Sunday, December 20, 2009
Santa and Christmas
Thursday, September 24, 2009
Fall is a coming
Friday, September 11, 2009
Love Anyway
Love Anyway. I want to love someone. Everyone wants to love someone. To have someone to care about, to hug, to love, to hold to sleep deeply with and to have them care for you. For them to care when you hurt and how you hurt and if they can do something to ease that pain for you. Someone there in the night, when the dreams are bad and the night is so long. To love someone and know they are thinking about you as you are them and when they can see you again and how much longer till the day is done and you are together again. To argue with, to not see eye to eye but to still care enough to call to see how you are during the work day or when you are apart.
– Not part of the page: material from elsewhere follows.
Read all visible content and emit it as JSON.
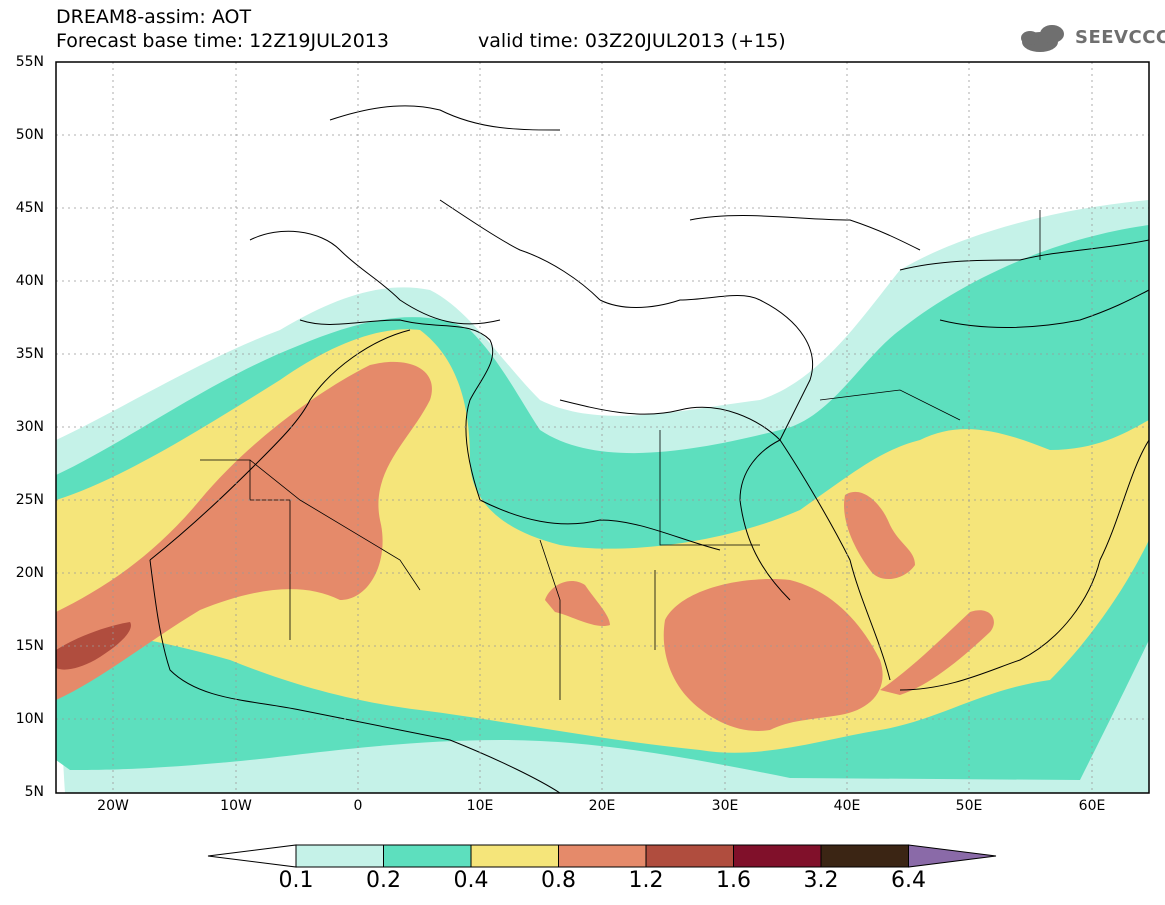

Love often, over and over and over. it does not matter the times you get hurt or the times your love is not returned equally. Just love and one of those times, you will love and it will be the same and you won't get hurt and all the other times won't matter. All that matters is just this one time, the one that didn't hurt, the one that matched perfectly. Don't be afraid to love, you will make a difference in your loving, even if it wasn't right all those other times and you will make a difference in the lives of others. Its fall and the Sept. heat and the leaves have started to turn, and the football season is upon us again and times are still tough for people with and without jobs and its hard to make the ends meet again, but we are people with hope and even the friends and neighbors and family who invite you to supper or bring you leftovers are there to cherish and the ones who are having a tough time, you be there for them and it will benefit you too. We always wish we could do more but what we do really matters.
Thursday, March 19, 2009
Happy Allergy Time People
It finally is Spring, along with allergies, sneezing, coughing, pollen and itching..but at least its warmer and the weather is beautiful. The furry critters are out and about and you cant see her but Lucy is down at the bottom of the tree just daring that furry tail rat to come on down. Every one is doing good and my gran in NEESES has a couple more horses and they are pretty. My little gran here is doing great at school and almost finished with the 5th grade. How proud I am of both of them. Im good, but broke, thanks to the greed of Wall st. and the banks and the crap going on in the new administration...its crazy and no one seems to know what the heck is happening.
Hope we didn't get ourselves into something really, really bad. Its just strange the way higher up people and companies just don't pay their taxes and lie about it. Well, on to raking yards for a couple bucks, except now they are all done and we are just waiting for the grass to come in.....love the smell of grass....watch out for April fool!